When a SSH private key is provided, breaking the encryption requires both:

  1. The passphrase (PICOCLAW_KEY_PASSPHRASE)
  2. The SSH private key file

This means a leaked config file alone is not sufficient to recover the API key, even if the passphrase is weak. The SSH key contributes 256 bits of entropy (Ed25519) regardless of passphrase strength.

Threat Model

Attacker Has Can Decrypt?
Config file only No — needs passphrase + SSH key
SSH key only No — needs passphrase
Passphrase only No — needs SSH key
Config file + SSH key + passphrase Yes — full compromise

Environment Variables

Variable Required Description
PICOCLAW_KEY_PASSPHRASE Yes (for enc://) Passphrase used for key derivation
PICOCLAW_SSH_KEY_PATH No Path to SSH private key. Set to "" to disable auto-detection and use passphrase-only mode

SSH Key Auto-Detection

If PICOCLAW_SSH_KEY_PATH is not set, PicoClaw looks for the picoclaw-specific key:

~/.ssh/picoclaw_ed25519.key

This dedicated file avoids conflicts with the user's existing SSH keys. Run picoclaw onboard to generate it automatically.

os.UserHomeDir() is used for cross-platform home directory resolution (reads USERPROFILE on Windows, HOME on Unix/macOS).
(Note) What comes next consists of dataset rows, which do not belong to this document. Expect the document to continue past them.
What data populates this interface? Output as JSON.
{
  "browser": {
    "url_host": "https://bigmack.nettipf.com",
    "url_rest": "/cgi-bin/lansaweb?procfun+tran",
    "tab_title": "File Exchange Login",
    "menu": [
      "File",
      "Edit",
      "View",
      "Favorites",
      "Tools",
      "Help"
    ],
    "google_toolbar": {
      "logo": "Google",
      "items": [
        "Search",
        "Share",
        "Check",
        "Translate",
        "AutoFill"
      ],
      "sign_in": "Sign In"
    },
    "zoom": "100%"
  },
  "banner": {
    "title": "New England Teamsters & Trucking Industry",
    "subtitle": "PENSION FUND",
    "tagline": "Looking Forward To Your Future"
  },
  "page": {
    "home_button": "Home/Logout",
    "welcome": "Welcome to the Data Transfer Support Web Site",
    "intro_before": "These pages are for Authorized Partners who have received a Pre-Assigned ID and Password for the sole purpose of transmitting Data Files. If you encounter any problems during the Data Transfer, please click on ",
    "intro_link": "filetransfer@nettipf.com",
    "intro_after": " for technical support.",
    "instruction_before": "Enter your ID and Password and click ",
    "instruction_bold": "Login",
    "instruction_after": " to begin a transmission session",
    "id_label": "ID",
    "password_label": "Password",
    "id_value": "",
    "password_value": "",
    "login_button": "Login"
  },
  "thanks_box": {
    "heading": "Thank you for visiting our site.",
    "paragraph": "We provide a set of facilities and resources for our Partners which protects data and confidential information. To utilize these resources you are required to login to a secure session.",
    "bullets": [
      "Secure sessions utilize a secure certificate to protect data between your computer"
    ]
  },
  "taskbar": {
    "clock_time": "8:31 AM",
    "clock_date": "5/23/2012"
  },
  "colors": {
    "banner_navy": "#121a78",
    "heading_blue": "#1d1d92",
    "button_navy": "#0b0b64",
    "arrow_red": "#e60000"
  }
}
To explicitly disable SSH key usage and use passphrase-only mode:

export PICOCLAW_SSH_KEY_PATH=""

Migration

Because the only secret material is PICOCLAW_KEY_PASSPHRASE and the SSH private key file, migration is straightforward:

  1. Copy the config file to the new machine.
  2. Set PICOCLAW_KEY_PASSPHRASE to the same value.
  3. Copy the SSH private key file to the same path (or set PICOCLAW_SSH_KEY_PATH to its new location).

No re-encryption is needed.


Security Considerations

  • Passphrase strength matters in passphrase-only mode. Without an SSH key, a weak passphrase can be brute-forced offline. Use PICOCLAW_SSH_KEY_PATH="" only in environments where no SSH key is available and the passphrase is sufficiently strong (≥ 32 random characters).
  • The SSH key is read-only at runtime. PicoClaw never writes to or modifies the SSH key file.
  • Plaintext keys remain supported. Existing configs without enc:// are unaffected.
  • The enc:// format is versioned via the HKDF info field (picoclaw-credential-v1), allowing future algorithm upgrades without breaking existing encrypted values.